As a Symbian developer myself - on the one hand, I think it is a mistake to not allow updates, and does contradict the 2016 promise. And I think that they could cut costs more effectively by just cutting the often moronic QA, and adopt a more automated application upload model like Google Play. On the other hand, well, I'm being pragmatic, I realised this day was coming sooner or later. The significant event was losing Symbian, which we've known would happen for over 2 years (although it's not like most the media even acknowledged its existence until after the fact). But actually, I wish WP well - whilst I love Android, the market does well with choice and competition. Much of the cost of losing Symbian is because of losing a massively successful OS, with that not being filled by another OS, leaving us with less choice.

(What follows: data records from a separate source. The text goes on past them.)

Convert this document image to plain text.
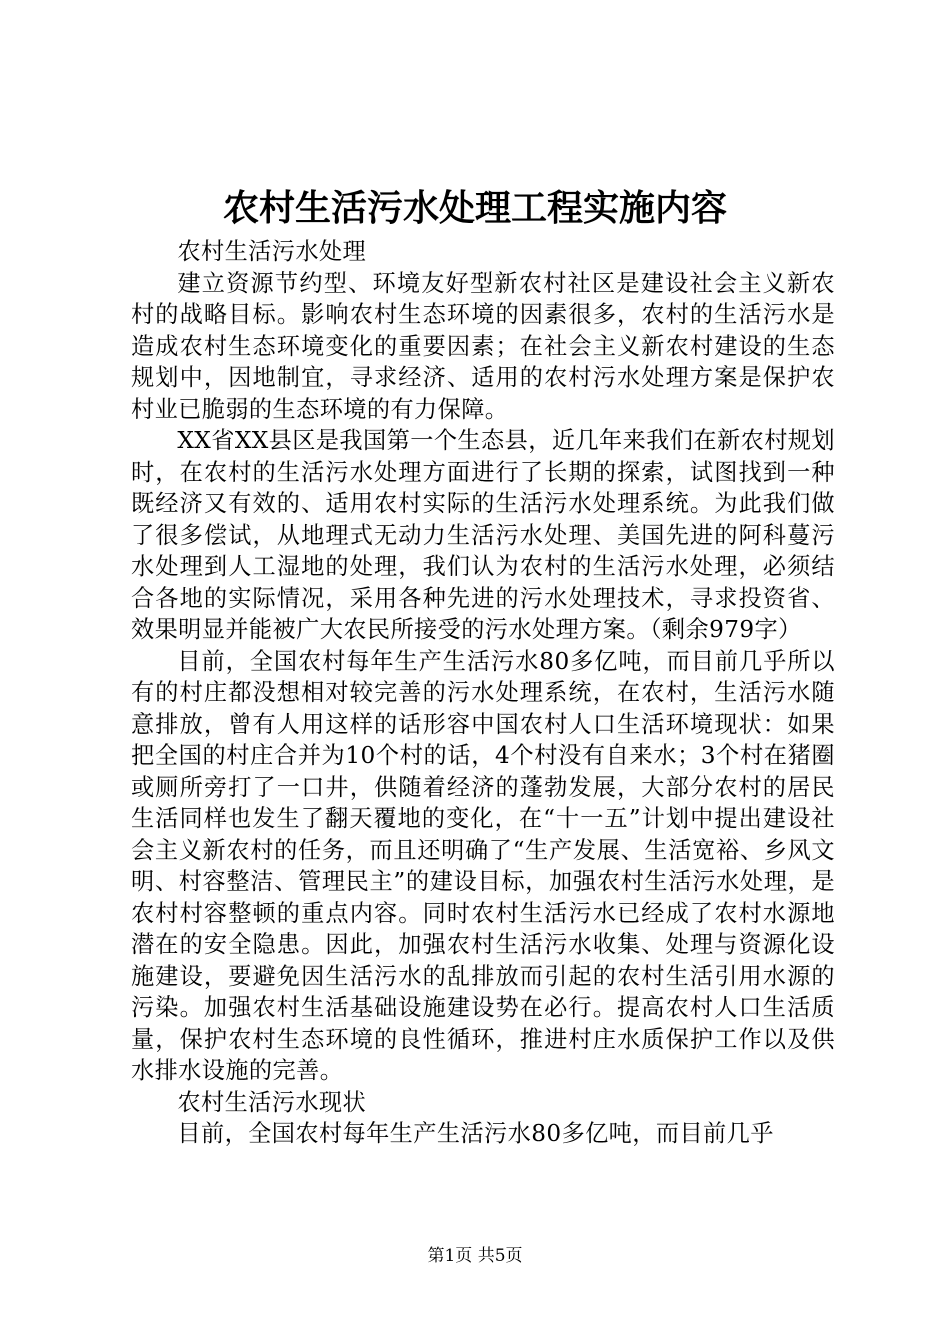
农村生活污水处理工程实施内容

农村生活污水处理

建立资源节约型、环境友好型新农村社区是建设社会主义新农村的战略目标。影响农村生态环境的因素很多，农村的生活污水是造成农村生态环境变化的重要因素；在社会主义新农村建设的生态规划中，因地制宜，寻求经济、适用的农村污水处理方案是保护农村业已脆弱的生态环境的有力保障。

XX省XX县区是我国第一个生态县，近几年来我们在新农村规划时，在农村的生活污水处理方面进行了长期的探索，试图找到一种既经济又有效的、适用农村实际的生活污水处理系统。为此我们做了很多偿试，从地理式无动力生活污水处理、美国先进的阿科蔓污水处理到人工湿地的处理，我们认为农村的生活污水处理，必须结合各地的实际情况，采用各种先进的污水处理技术，寻求投资省、效果明显并能被广大农民所接受的污水处理方案。（剩余979字）

目前，全国农村每年生产生活污水80多亿吨，而目前几乎所以有的村庄都没想相对较完善的污水处理系统，在农村，生活污水随意排放，曾有人用这样的话形容中国农村人口生活环境现状：如果把全国的村庄合并为10个村的话，4个村没有自来水；3个村在猪圈或厕所旁打了一口井，供随着经济的蓬勃发展，大部分农村的居民生活同样也发生了翻天覆地的变化，在“十一五”计划中提出建设社会主义新农村的任务，而且还明确了“生产发展、生活宽裕、乡风文明、村容整洁、管理民主”的建设目标，加强农村生活污水处理，是农村村容整顿的重点内容。同时农村生活污水已经成了农村水源地潜在的安全隐患。因此，加强农村生活污水收集、处理与资源化设施建设，要避免因生活污水的乱排放而引起的农村生活引用水源的污染。加强农村生活基础设施建设势在必行。提高农村人口生活质量，保护农村生态环境的良性循环，推进村庄水质保护工作以及供水排水设施的完善。

农村生活污水现状

目前，全国农村每年生产生活污水80多亿吨，而目前几乎

第1页 共5页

This also highlights the problems of having all or most software distributed through a single site. At least it's a possibility to distribute them elsewhere though, on Symbian. This isn't going to make me flock to IOS.
"Nokia ran down most of its Symbian operation sooner than it had anticipated, as sales fell off a cliff"
I think that's a bit backwards - sales held up very well for the first year or so, and IIRC over 100 million devices were sold after the January 2011 announcement of the WP switch. And sales fell because of dropping the support - fewer new models, hardly any marketing, and no or little distribution in most countries.
"We can only surmise that someone forgot about Elop's commitment during the Nokia-Microsoft negotiations, and it fell through the cracks."
Except Nokia phones division isn't yet part of MS, so this isn't an MS decision.